As pressure continues to mount against the North Simcoe Landfill, an irresponsible waste dump that “was set up with a 1950s mindset,” a delegation from the Hoskanigetah (Six Nations Men’s Fire of the Grand River) warns about the possible re-opening of another dump site: the Edwards landfill, just outside of Cayuga, Ontario.
According to the CUPE 3903 First Nations Solidarity Working Group, “the Edwards landfill contains highly toxic material from an old resin plant in Cayuga which was dumped there in the 1950s, along with other medical, industrial and commercial waste.”
For several years now, members from the Six Nations community have been working alongside the non-native environmental coalition, HALT (Haldimand Against Land Transfers), to make sure no more waste is added to the dump.
Historically, they’ve taken the same approach that activists and the Council of Canadians are now taking with the North Simcoe Landfill: namely, they’ve filed legal challenges and, whenever trucks arrived to pile on more waste, they physically blocked access to the dump site. Fortunately, the trucks always turned back.

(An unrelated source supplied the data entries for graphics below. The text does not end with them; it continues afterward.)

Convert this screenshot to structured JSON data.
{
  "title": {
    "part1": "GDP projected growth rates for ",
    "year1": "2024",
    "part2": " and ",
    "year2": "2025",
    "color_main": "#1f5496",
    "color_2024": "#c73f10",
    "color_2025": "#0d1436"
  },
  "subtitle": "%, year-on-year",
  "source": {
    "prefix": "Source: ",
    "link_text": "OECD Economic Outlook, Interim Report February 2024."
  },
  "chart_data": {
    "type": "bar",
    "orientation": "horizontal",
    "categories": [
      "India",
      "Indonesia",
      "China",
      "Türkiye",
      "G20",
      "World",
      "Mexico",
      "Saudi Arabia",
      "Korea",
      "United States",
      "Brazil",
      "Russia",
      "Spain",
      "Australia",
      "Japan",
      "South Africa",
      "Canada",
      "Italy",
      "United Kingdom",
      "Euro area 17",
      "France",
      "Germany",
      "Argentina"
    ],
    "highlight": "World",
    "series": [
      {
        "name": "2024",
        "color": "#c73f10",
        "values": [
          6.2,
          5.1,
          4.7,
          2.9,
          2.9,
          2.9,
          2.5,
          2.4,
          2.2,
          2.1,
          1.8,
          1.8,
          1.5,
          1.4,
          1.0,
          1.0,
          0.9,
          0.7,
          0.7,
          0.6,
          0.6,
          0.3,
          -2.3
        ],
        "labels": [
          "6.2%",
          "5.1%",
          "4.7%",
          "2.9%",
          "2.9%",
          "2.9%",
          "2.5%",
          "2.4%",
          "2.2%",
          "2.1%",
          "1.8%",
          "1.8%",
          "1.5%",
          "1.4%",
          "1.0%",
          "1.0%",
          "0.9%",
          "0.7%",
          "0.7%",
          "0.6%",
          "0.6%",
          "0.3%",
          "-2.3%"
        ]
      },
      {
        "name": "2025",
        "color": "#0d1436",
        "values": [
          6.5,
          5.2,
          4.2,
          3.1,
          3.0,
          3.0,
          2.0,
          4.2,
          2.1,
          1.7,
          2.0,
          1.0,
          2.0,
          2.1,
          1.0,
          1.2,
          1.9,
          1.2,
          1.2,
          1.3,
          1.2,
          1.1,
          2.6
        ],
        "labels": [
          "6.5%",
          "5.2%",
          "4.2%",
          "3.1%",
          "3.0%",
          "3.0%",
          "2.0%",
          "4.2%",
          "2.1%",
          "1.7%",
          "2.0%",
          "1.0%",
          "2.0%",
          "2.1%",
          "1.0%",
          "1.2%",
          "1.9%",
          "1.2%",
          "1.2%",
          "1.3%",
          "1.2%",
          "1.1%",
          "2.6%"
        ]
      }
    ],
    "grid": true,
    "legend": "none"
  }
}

Their reason for opposition is straightforward, and too familiar for indigenous people in Canada: There are a number of serious health concerns among people living in the region of the Edwards landfill and several other nearby dump sites believed to hold waste from the former Resin Plan.
Commonsense (and basic human rights) tells us that each and every report should be investigated by the government and that the sites themselves, particularly the Edwards landfill, should be remediated.
Unfortunately, like the radar contamination sites effecting the Mushkegowuk Cree Nation, it just hasn’t happened.
And now, the Hoskanigetah warn, preparations appear to be underway for the landfill to receive more waste in the near future.